WHEREAS in spite of journalistic skills, triumphs, prowess, breakthroughs and impressive stories and in spite of the fact some sources do leak, journalists cannot know what they miss when people are under pressure to not communicate or pressure to report contacts with journalists;

WHEREAS journalists’ obligation to do all they can to seek the full truth includes fighting against barriers to understanding the full truth and reporting those barriers to the public;

WHEREAS the public has a right to be dubious about information coming from public or private organizations where employees are silenced in terms of communicating to the press or where they cannot speak without guards;

WHEREAS the SPJ stresses to people in public and private leadership that these restrictions routinely hide information from the leaders themselves; from the professionals and others who focus on the subjects being discussed; and from the rest of the public; and

WHEREAS Rep. Paul Tonko (D-NY) and Sen. Brian Schatz (D-HI) have introduced into Congress the Scientific Integrity Act (H.R. 1709 and S. 775) which has the intent of allowing federal scientists to speak to the media as well as publish scientific findings, participate in scientific organizations and communicate in other ways;

THEREFORE LET IT BE RESOLVED the Society of Professional Journalists, meeting in convention on September 7, 2019 in San Antonio, Texas calls on Rep. Tonko, Sen. Schatz and others in Congress to ensure any such legislation supports the right of unimpeded communication with journalists for all federal employees and not just for scientists;

LET IT BE FURTHER RESOLVED that any such legislation ensure that all federal employees have the right to communicate with the press without reporting contacts with the authorities or anyone, before or after the contacts; and that reporters making requests to an agency be able to speak to the requested persons and not be confined to spokespersons.
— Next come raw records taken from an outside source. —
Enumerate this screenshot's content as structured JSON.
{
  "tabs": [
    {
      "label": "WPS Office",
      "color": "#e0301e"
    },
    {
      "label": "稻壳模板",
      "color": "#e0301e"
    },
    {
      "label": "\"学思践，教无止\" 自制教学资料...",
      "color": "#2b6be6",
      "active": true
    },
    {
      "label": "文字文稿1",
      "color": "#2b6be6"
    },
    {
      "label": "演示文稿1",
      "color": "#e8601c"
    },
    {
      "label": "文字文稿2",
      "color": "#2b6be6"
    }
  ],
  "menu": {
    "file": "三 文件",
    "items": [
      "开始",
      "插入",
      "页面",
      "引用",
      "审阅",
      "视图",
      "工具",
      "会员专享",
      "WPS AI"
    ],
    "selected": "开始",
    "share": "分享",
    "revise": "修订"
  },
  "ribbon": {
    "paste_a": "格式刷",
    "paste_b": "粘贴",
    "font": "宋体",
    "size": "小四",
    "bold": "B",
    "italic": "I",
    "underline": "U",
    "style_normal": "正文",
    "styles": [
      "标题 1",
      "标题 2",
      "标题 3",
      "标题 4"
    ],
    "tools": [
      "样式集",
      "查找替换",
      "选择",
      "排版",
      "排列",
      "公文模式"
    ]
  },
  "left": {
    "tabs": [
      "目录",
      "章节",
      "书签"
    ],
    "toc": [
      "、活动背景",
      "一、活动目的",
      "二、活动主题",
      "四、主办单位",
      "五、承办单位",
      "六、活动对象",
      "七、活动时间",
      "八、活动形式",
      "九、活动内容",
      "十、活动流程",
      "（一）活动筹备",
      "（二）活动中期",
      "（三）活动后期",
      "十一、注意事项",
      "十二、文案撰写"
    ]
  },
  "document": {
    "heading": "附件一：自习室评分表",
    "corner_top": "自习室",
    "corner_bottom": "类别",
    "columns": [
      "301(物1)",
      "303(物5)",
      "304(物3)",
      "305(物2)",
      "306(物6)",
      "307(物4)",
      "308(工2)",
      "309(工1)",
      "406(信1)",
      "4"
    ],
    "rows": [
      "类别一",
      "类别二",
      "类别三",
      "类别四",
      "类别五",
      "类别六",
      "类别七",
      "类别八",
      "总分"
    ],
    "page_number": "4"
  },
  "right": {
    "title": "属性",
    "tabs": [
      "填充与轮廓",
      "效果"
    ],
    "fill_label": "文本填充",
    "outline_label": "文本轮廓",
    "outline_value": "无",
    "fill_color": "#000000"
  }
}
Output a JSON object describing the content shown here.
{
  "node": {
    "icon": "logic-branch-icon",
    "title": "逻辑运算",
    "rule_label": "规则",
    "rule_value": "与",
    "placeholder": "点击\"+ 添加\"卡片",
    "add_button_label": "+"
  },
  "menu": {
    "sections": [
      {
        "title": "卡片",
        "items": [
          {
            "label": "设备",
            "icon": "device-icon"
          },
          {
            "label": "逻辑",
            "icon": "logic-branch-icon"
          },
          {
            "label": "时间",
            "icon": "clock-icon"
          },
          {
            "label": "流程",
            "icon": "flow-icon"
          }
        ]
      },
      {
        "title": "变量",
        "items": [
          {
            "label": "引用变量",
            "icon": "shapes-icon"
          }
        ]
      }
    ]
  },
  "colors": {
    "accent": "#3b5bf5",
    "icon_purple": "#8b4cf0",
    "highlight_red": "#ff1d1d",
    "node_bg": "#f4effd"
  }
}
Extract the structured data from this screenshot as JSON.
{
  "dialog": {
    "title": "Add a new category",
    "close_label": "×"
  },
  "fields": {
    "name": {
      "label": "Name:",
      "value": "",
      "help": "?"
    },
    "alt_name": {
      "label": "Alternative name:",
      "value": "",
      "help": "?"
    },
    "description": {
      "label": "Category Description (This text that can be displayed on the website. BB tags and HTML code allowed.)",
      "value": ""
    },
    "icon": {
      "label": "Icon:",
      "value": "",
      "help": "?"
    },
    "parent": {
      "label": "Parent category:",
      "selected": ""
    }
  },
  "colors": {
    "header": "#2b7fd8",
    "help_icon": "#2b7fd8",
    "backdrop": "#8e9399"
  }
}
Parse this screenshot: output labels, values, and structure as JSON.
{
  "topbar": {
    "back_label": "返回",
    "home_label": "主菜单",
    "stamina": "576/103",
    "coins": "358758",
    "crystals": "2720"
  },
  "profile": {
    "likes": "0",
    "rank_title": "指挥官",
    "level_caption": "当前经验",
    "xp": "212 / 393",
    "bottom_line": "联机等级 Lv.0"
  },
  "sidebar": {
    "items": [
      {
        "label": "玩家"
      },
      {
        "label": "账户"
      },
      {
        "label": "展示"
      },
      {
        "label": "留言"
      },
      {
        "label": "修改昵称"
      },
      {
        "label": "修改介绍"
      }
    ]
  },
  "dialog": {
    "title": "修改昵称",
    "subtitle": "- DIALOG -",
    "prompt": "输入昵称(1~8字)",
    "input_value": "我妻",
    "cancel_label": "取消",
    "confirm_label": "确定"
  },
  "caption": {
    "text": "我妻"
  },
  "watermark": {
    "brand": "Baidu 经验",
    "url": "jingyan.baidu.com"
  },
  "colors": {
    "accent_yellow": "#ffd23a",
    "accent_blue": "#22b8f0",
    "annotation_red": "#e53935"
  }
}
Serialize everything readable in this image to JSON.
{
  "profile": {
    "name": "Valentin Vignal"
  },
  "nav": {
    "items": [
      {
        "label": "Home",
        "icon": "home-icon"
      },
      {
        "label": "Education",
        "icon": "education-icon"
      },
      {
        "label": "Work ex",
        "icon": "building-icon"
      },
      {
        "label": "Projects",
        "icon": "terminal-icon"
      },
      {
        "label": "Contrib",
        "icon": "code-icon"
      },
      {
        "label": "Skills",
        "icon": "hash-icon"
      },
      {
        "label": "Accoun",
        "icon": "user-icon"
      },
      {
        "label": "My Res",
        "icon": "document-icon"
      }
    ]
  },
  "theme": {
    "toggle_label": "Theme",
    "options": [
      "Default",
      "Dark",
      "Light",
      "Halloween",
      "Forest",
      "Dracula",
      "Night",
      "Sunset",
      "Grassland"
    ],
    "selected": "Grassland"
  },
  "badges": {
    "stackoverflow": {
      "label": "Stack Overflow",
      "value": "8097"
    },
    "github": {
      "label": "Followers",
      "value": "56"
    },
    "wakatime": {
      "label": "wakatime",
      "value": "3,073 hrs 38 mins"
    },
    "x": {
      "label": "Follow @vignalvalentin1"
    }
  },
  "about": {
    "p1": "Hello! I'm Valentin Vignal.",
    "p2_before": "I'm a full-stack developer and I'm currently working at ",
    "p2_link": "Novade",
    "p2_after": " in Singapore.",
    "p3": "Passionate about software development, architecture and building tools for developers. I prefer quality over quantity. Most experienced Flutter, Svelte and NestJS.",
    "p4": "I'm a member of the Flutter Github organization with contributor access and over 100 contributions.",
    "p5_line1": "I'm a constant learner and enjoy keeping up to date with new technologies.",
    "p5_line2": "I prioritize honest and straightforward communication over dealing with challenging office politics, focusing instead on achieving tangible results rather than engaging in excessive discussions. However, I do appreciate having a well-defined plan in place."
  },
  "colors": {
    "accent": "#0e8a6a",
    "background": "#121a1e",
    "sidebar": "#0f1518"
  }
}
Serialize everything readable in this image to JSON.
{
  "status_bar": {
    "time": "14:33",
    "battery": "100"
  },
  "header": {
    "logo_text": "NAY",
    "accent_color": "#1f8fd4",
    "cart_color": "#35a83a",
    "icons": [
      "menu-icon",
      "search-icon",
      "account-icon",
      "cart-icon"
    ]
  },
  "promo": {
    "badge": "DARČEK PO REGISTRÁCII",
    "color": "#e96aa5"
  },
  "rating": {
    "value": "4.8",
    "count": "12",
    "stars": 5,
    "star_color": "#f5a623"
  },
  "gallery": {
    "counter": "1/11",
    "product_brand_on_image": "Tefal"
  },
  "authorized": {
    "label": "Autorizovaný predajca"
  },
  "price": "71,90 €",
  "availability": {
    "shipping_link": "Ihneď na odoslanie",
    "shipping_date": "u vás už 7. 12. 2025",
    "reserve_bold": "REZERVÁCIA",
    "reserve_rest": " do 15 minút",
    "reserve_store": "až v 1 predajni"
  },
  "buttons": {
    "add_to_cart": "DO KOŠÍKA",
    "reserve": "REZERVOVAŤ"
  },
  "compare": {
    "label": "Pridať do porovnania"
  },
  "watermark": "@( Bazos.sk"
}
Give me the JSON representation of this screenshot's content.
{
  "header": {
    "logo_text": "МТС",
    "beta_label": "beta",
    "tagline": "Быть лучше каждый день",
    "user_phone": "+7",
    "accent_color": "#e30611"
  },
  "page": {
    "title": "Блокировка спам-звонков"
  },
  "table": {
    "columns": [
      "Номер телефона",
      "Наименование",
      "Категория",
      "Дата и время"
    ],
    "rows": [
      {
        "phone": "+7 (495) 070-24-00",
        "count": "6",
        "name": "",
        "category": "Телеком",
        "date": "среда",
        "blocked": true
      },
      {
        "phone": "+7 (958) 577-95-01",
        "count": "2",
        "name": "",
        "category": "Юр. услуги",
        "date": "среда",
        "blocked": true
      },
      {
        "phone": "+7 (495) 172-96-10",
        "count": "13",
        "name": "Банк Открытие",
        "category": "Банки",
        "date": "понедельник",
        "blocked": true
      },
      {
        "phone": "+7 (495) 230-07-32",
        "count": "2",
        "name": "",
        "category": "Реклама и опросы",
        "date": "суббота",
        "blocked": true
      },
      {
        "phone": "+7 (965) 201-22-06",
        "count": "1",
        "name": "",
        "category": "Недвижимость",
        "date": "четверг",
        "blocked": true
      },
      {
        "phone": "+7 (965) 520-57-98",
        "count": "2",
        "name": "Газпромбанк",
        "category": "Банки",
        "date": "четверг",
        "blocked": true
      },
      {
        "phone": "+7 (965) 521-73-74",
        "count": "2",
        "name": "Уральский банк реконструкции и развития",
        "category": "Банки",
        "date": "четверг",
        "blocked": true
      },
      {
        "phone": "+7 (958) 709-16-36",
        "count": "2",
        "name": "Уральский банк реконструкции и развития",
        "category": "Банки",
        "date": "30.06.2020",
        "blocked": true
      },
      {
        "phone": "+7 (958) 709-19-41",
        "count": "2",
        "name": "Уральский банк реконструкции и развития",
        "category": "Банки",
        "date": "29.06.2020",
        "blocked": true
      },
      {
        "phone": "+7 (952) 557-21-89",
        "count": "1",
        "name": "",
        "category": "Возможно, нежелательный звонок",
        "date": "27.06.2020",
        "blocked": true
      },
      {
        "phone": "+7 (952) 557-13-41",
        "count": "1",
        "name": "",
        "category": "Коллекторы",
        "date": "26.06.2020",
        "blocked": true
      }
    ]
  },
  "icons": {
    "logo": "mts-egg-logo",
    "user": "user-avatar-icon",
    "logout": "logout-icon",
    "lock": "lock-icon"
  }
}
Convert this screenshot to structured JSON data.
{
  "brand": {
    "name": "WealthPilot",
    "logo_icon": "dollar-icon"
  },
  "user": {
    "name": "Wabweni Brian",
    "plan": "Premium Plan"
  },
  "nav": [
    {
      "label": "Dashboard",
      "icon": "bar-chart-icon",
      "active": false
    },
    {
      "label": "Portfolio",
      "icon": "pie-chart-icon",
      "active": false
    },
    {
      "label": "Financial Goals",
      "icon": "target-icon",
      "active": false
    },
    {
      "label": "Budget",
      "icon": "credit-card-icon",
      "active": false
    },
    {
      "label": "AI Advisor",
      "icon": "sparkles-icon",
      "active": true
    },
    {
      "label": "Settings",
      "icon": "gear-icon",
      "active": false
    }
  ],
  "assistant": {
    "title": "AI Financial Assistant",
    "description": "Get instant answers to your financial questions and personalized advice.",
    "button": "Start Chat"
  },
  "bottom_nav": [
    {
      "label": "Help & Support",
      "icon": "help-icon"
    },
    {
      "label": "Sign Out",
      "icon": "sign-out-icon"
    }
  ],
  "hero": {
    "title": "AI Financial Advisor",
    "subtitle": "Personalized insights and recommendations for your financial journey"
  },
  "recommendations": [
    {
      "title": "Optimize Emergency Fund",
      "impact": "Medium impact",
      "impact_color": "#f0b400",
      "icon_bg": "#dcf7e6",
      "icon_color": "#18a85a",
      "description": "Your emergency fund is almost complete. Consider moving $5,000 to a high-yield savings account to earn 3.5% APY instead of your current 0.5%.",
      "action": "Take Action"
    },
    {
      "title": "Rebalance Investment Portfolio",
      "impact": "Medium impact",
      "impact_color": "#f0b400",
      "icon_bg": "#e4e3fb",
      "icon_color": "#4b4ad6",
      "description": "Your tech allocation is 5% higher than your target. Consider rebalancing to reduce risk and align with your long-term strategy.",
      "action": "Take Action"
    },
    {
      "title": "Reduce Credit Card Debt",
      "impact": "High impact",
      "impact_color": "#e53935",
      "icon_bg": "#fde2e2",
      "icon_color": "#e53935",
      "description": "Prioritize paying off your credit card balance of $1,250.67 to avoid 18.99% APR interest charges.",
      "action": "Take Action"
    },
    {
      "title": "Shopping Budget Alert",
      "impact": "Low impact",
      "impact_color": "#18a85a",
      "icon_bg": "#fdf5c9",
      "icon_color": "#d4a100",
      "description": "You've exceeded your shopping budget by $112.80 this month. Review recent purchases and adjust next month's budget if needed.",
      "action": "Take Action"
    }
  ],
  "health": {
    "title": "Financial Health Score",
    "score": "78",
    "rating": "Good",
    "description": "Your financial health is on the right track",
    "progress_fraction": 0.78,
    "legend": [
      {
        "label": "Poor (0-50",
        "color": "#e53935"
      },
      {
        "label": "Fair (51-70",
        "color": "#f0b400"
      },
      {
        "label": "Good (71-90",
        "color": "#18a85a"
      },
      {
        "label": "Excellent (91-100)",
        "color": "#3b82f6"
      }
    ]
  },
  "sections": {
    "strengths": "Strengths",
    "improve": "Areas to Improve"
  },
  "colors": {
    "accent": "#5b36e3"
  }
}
LET IT BE FURTHER RESOLVED that SPJ calls on Congress and the Executive Branch to complete a thorough examination on why free speech has become so undermined for millions of people that legislation is needed to allow free speech, without reporting to authorities and on what those restrictions do to the nation’s functioning.

LET IT BE FINALLY RESOLVED that SPJ calls on people in leadership in all arenas, including sports, education, police operations, state and local government, science and others, to work to eliminate these restrictions, because they create ignorance in all of us and induce corrosion that impacts everyone.